Is pyramidology part of or at least have anything to do with the occult? I heard about this from an article I read about Charles Taze Russell, founder of the Bible Students, which later became known as the Jehovah's Witnesses. He preached about Armageddon and the second coming of Christ. In order to prove his point, he used pyramidology, also sometimes known as pyramid power. This predicted a certain date for these events.
Watching That Tower
Dear Watching That Tower,
Pyramidology is the study of pyramids to predict future events such as the return of Christ, world wars, the formation of modern Israel, etc. This type of philosophy is scoffed at by scientists and theologians alike. Many Jehovah’s Witnesses are unaware of their founder’s beliefs in pyramidology because it was renounced and scrubbed from their history books in 1928 by Joseph Rutherford, Charles Taze Russell’s successor… yet this sort of mixed-up philosophy is part of the mindset that created the Watchtower Society.
God says that the Bible contains all that we need to know about life and godliness (2 Pet 1:3). The law of the Lord is perfect (Jas 1:25); we don’t need inscriptions on pyramids and hieroglyphic predictions to find the will of God. The gospel is God’s power for our salvation (Rom 1:16). Trust in the alignment of the pyramids is occult.
What do you do when your teen son tell you that he is the devil?
Dear Dodging Pitchforks,
Start praying he is wrong. Of course, it is impossible for him to actually be the devil, but when people live sinful lives, they become children of the devil (Acts 13:10, 1 Jn 3:8). The devil has only one tool at his disposal – lies (Jhn 8:44). The greatest antidote to lies is truth.
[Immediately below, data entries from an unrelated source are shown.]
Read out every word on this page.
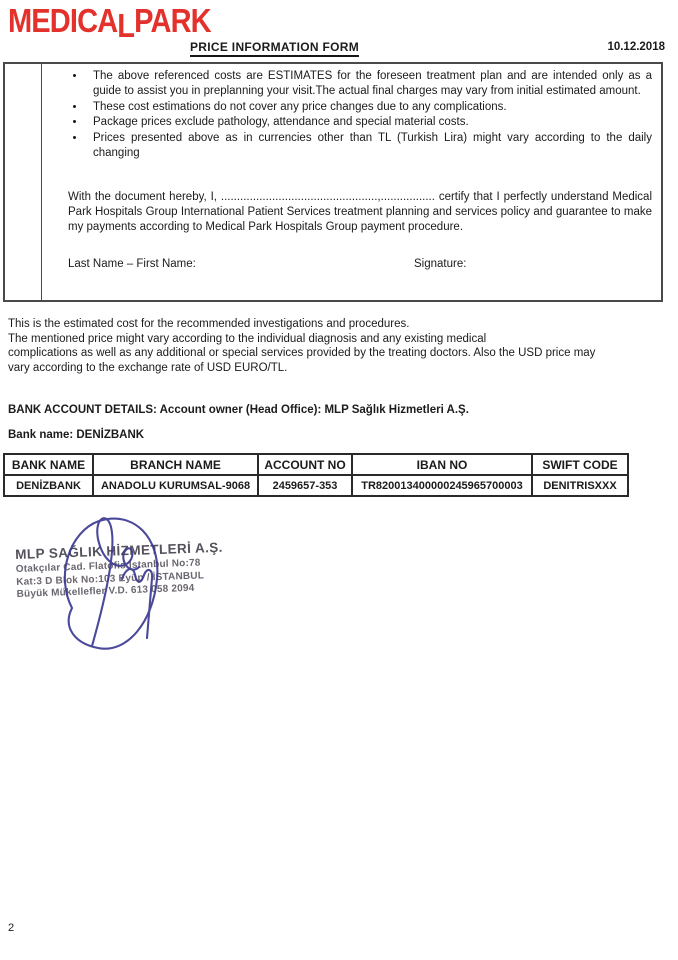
MEDICALPARK
PRICE INFORMATION FORM	10.12.2018
• The above referenced costs are ESTIMATES for the foreseen treatment plan and are intended only as a guide to assist you in preplanning your visit.The actual final charges may vary from initial estimated amount.
• These cost estimations do not cover any price changes due to any complications.
• Package prices exclude pathology, attendance and special material costs.
• Prices presented above as in currencies other than TL (Turkish Lira) might vary according to the daily changing

With the document hereby, I, .................................................,................. certify that I perfectly understand Medical Park Hospitals Group International Patient Services treatment planning and services policy and guarantee to make my payments according to Medical Park Hospitals Group payment procedure.

Last Name – First Name:	Signature:
This is the estimated cost for the recommended investigations and procedures.
The mentioned price might vary according to the individual diagnosis and any existing medical
complications as well as any additional or special services provided by the treating doctors. Also the USD price may
vary according to the exchange rate of USD EURO/TL.
BANK ACCOUNT DETAILS: Account owner (Head Office): MLP Sağlık Hizmetleri A.Ş.
Bank name: DENİZBANK
BANK NAME	BRANCH NAME	ACCOUNT NO	IBAN NO	SWIFT CODE
DENİZBANK	ANADOLU KURUMSAL-9068	2459657-353	TR820013400000245965700003	DENITRISXXX
MLP SAĞLIK HİZMETLERİ A.Ş.
Otakçılar Cad. Flatofis İstanbul No:78
Kat:3 D Blok No:103 Eyüp / İSTANBUL
Büyük Mükellefler V.D. 613 058 2094
2
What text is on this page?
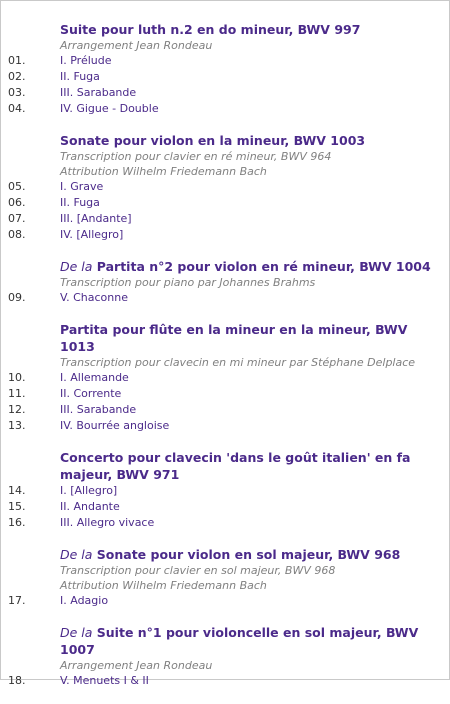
Suite pour luth n.2 en do mineur, BWV 997
Arrangement Jean Rondeau
01.	I. Prélude
02.	II. Fuga
03.	III. Sarabande
04.	IV. Gigue - Double
Sonate pour violon en la mineur, BWV 1003
Transcription pour clavier en ré mineur, BWV 964
Attribution Wilhelm Friedemann Bach
05.	I. Grave
06.	II. Fuga
07.	III. [Andante]
08.	IV. [Allegro]
De la Partita n°2 pour violon en ré mineur, BWV 1004
Transcription pour piano par Johannes Brahms
09.	V. Chaconne
Partita pour flûte en la mineur en la mineur, BWV 1013
Transcription pour clavecin en mi mineur par Stéphane Delplace
10.	I. Allemande
11.	II. Corrente
12.	III. Sarabande
13.	IV. Bourrée angloise
Concerto pour clavecin 'dans le goût italien' en fa majeur, BWV 971
14.	I. [Allegro]
15.	II. Andante
16.	III. Allegro vivace
De la Sonate pour violon en sol majeur, BWV 968
Transcription pour clavier en sol majeur, BWV 968
Attribution Wilhelm Friedemann Bach
17.	I. Adagio
De la Suite n°1 pour violoncelle en sol majeur, BWV 1007
Arrangement Jean Rondeau
18.	V. Menuets I & II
Ask your son to reason with you and explain why he thinks he is the devil. God is a big fan of calm, rational discourse (Isa 1:18). We have no idea how likely it is for you to get your son to do this… but it never hurts to try. Many times when people have to explain their beliefs, the nuttiness of their position becomes apparent to even them. Darkness hates being brought to light (Jhn 3:20). Ask your son to explain why he believes what he does; chances are, you won’t have to prove him wrong… he’ll do that himself.
My husband is a christian who added a Satanist to his facebook friends list. I guess he knew him in basic training. So my question is: should he have done this? I mean, he thinks he can win this guy over, but I don't think so. I just think he is thick-skinned and evil. I had a nightmare about him. My husband deleted him from facebook for me. Should he have added this guy in the first place? This is a man who has Satan as his profile picture. Thanks for your time.
Pitch The Pitchfork
Dear Pitch The Pitchfork,
You wrote, “He thinks he can win this guy over, but I don’t think so.” The whole issue is one of wisdom and discretion. You are worried that bad company corrupts good morals (1 Cor 15:33), and your husband is trying to make sure that his light shines for all to see (Matt 5:16). Both opinions are perfectly valid and Bible-based. The question is over which one is more applicable in this circumstance… that is a matter of opinion, not doctrine. You and your husband must decide what is best, but remember that this isn’t an issue of right and wrong.